Mein Vater hat Inkontinenz, schämt sich aber so sehr, dass er nicht zum Arzt will. Ich kaufe Einlagen im Supermarkt, doch sie passen oft nicht und halten nicht dicht. Deshalb zieht er sich immer mehr zurück und verlässt kaum noch das Haus aus Angst, es könnte etwas passieren. Das belastet uns beide sehr. Wie können wir eine passende, diskrete Versorgung finden, damit er sich wieder sicher fühlt?
Sophia B.

Darum geht's
In Deutschland leiden rund 10 Millionen Menschen an Inkontinenz. Wer gesetzlich versichert ist und eine ärztlich bestätigte, mindestens mittelgradige Harninkontinenz hat, hat Anspruch auf passende Hilfsmittel – z. B. aufsaugende oder ableitende Hilfsmitteln.

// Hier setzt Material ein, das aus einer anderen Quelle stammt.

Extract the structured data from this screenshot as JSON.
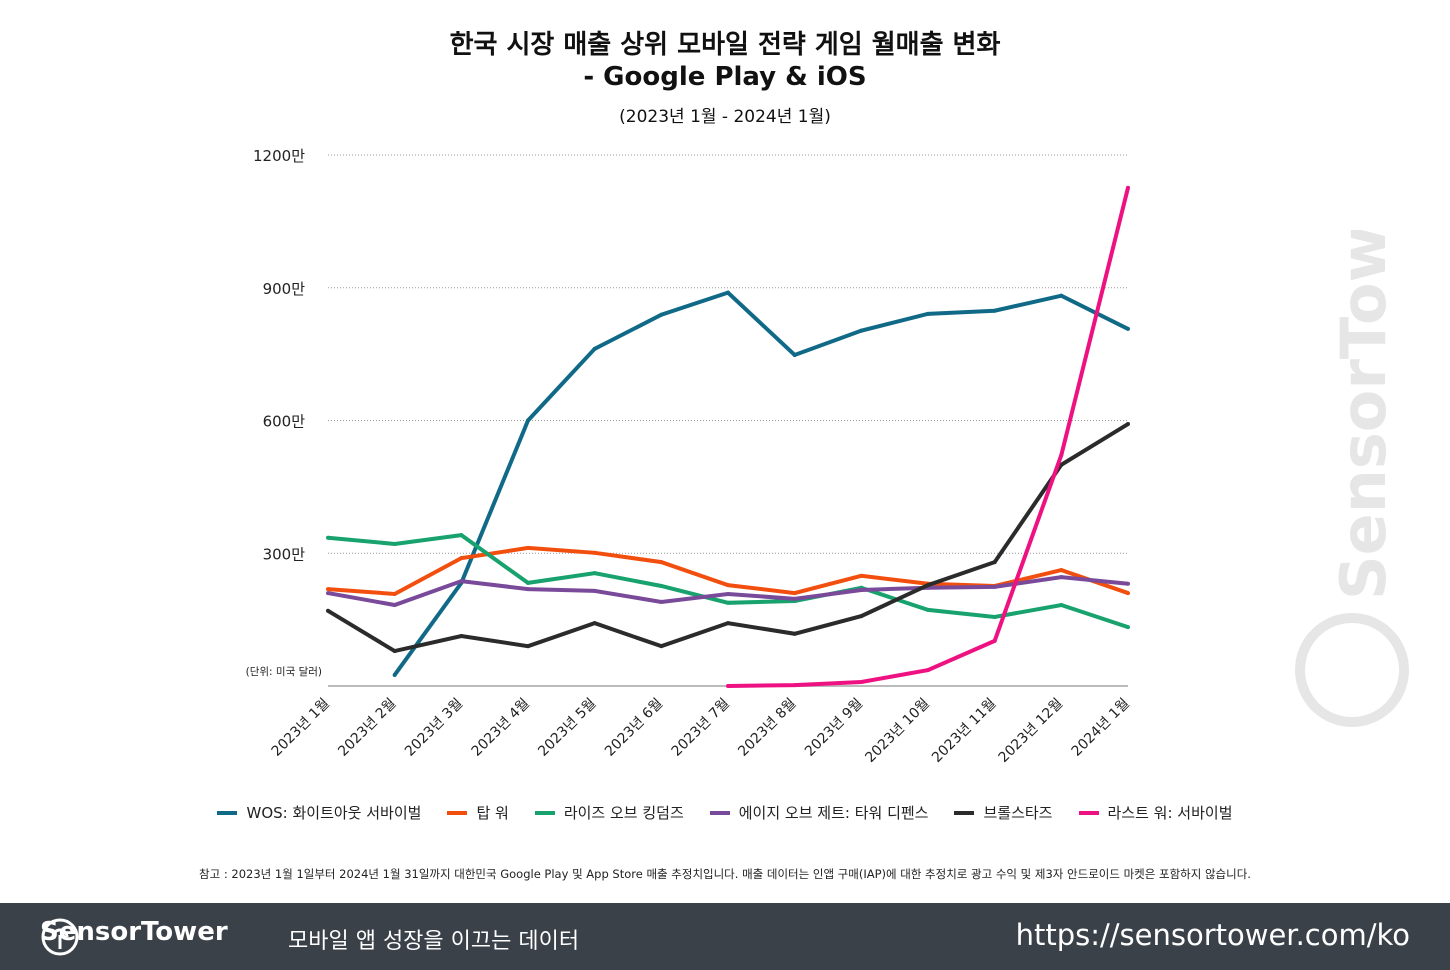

Inkontinenz ist eine behandelbare Erkrankung – niemand muss sich dafür schämen oder sie einfach hinnehmen. Es gibt viele Therapien und Hilfsmittel, die den Alltag deutlich erleichtern können.

Nachgefragt bei...
Matthias Zeisberger, Inkontinenz Selbsthilfe e.V.
Inkontinenz ist ein häufiges Problem, das das Leben vieler Menschen beeinflusst. Inkontinenz wird aus Scham oft verschwiegen, besonders auch von Männern.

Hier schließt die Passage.